Just a few weeks ago a popular revolution was still, to most Egyptians, unthinkable. There have been demonstrations for years, but they have mainly been small. January 25 changed all that.
It reminds us that popular revolt can shake the world and make tangible what until recently seemed impossible. The swiftness is striking: revolution, while an on-going process, can achieve in days or weeks what polite lobbying or reformist manouevring fails to do over many years.
This is an extraordinary victory, celebrated in every city and town of Egypt, and an inspiration to people worldwide.
There were tensions inside the army, with soldiers clearly in no mood to defend the Mubarak regime and shoot down the revolutionary movement in the last couple of days. This is precisely because the revolution runs so deep in Egyptian society – it is a genuine movement of the masses.
In recent days the growing labour unrest has demonstrated a further strengthening of the movement, extending the popular revolt from streets to workplaces. It raises the spectre of challenging economic, as well as political, power. The raising of independent working class demands appears to be a growing phenomenon.

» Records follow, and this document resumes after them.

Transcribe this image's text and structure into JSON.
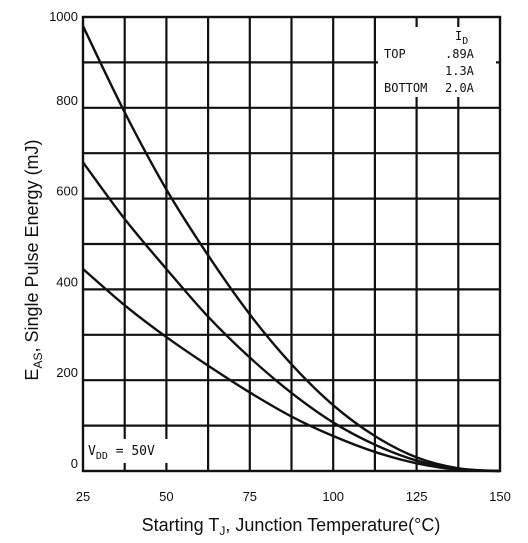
{
  "chart_data": {
    "type": "line",
    "title": "",
    "xlabel": {
      "prefix": "Starting T",
      "sub": "J",
      "suffix": ", Junction Temperature(°C)"
    },
    "ylabel": {
      "prefix": "E",
      "sub": "AS",
      "suffix": ", Single Pulse Energy (mJ)"
    },
    "xlim": [
      25,
      150
    ],
    "ylim": [
      0,
      1000
    ],
    "xticks": [
      25,
      50,
      75,
      100,
      125,
      150
    ],
    "yticks": [
      0,
      200,
      400,
      600,
      800,
      1000
    ],
    "grid": true,
    "grid_x_step": 12.5,
    "grid_y_step": 100,
    "legend": {
      "placement": "top-right",
      "header": {
        "main": "I",
        "sub": "D"
      },
      "rows": [
        {
          "label": "TOP",
          "value": ".89A"
        },
        {
          "label": "",
          "value": "1.3A"
        },
        {
          "label": "BOTTOM",
          "value": "2.0A"
        }
      ]
    },
    "annotation": {
      "placement": "bottom-left",
      "main": "V",
      "sub": "DD",
      "rest": " = 50V"
    },
    "series": [
      {
        "value": ".89A",
        "x": [
          25,
          37.5,
          50,
          62.5,
          75,
          87.5,
          100,
          112.5,
          125,
          137.5,
          150
        ],
        "y": [
          980,
          790,
          620,
          475,
          345,
          235,
          145,
          77,
          30,
          6,
          0
        ]
      },
      {
        "value": "1.3A",
        "x": [
          25,
          37.5,
          50,
          62.5,
          75,
          87.5,
          100,
          112.5,
          125,
          137.5,
          150
        ],
        "y": [
          680,
          555,
          445,
          340,
          250,
          172,
          107,
          58,
          23,
          4,
          0
        ]
      },
      {
        "value": "2.0A",
        "x": [
          25,
          37.5,
          50,
          62.5,
          75,
          87.5,
          100,
          112.5,
          125,
          137.5,
          150
        ],
        "y": [
          445,
          365,
          295,
          232,
          173,
          120,
          77,
          42,
          17,
          3,
          0
        ]
      }
    ]
  }
}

Revolutions are often assumed to be violent. In Egypt there was violence – from a weak and desperate regime, clinging to power, lashing out at those who dared challenge it. It was the violence of counter-revolution, not revolution. The revolutionary movement was peaceful, its strength to be found in numbers, self-organisation and determination.
It was, nonetheless, necessary to assert a willingness to challenge bastions of state power: state TV, the presidential palace. The defenders of the old order had to be made to tremble. These sites of centralised state power couldn’t be ignored indefinitely.
A revolution doesn’t just change political or social conditions. It raises the confidence and consciousness of all those who take part. The previously passive or fearful – those nowadays often dubbed ‘apathetic’ – become actors on the stage of history.
The last few weeks, in Tunisia, Egypt and beyond, represent the Arab masses’ assertion of their own power. Millions have transformed themselves from the object of history into the subject of history. This means things can never be the same again.
The fall of Mubarak is what all the demonstrators wanted. At first it was a demand raised uncertainly, as if it was too much to hope for, but the chorus grew louder and became universal. Mubarak made promises, attempting to divide protestors and weaken opposition, but it didn’t work. Protests continued to grow; the resolve to topple the tyrant increased.
Now the challenge is to send the whole decaying regime the same way as the president himself, to end Mubarakism along with Mubarak. We can expect some democratic reforms at the least, but the outcomes remain uncertain. The army is temporarily in charge, with the expectation of democratic civilian rule to follow. How much further the process goes depends on popular mobilisations and the demands they raise.
Egypt is hugely significant for the whole region. Tunisia, where the revolutionary process continues, was the catalyst. It offered inspiration and hope – most importantly, the removal of Ben Ali showed you could actually win the fight to topple a seemingly invincible head of state.
The last few weeks have seen mass movements take action in Algeria, Yemen and Jordan. Political leaders across the region are terrified. So they should be. Mass demonstrations are expected in Algeria today.
Nobody can predict what exactly will now happen in the wider Arab world: will 2011 become a year of revolutionary upheavals? The fall of Mubarak could become comparable to the crumbling of the Berlin Wall – not only a real change in itself, but a symbol of much larger geopolitical transformation.
Of course, the dramatic changes of 1989-91 – while an advance in ending the repressive regimes of the old Eastern Bloc – reconfigured global relations in the favour of US imperialism. New markets were opened up to mainly Western corporations and neoliberal policies, while there appeared to be a new (and unchallengable) American hegemony. It was “the end of history”, in Francis Fukuyama’s famous phrase.
This is different. American power – already somewhat fragile in the Middle East, following its failures in Iraq and Afghanistan – is threatened by the Egyptian revolution. It has been interesting to observe the subtle shifts in tone and message from the US State Department over the last fortnight, from cautious support for Mubarak to recognition that their loyal ally is finished.
In Wahington – and the same applies in Tel Aviv, London and elsewhere – political leaders and diplomats hope for a continuation of business as usual, with a few modifications. Omar Suleiman, the vice president who announced the resignation of his old boss, is trusted by the US, who desperately hope he can preside over a ‘peaceful transition’.
The Egyptian people may not, however, settle for continuing as an unwavering ally of American imperialism. Western leaders have rushed to welcome a new era of greater democracy and freedom, but they propped up the old order – with diplomatic, military and financial support – for three decades, indifferent to the vast majority of the country’s people. You can now taste their fear.
The revolution also causes further damage to the credibility of the Bush/Blair doctrine that foreign military intervention brings human rights and democratic rule to the Middle East. Popular revolution, not war and occupation, is the way to remove an undemocratic regime – and all without the deaths of tens or hundreds of thousands of people.
The centrality of the Middle East to US imperialism, i.e. the dominant global political and economic power, means this revolution is important for the whole world, not just the Arab region. Whatever happens next in Egypt, we are seeing new possibilities open up in front of us.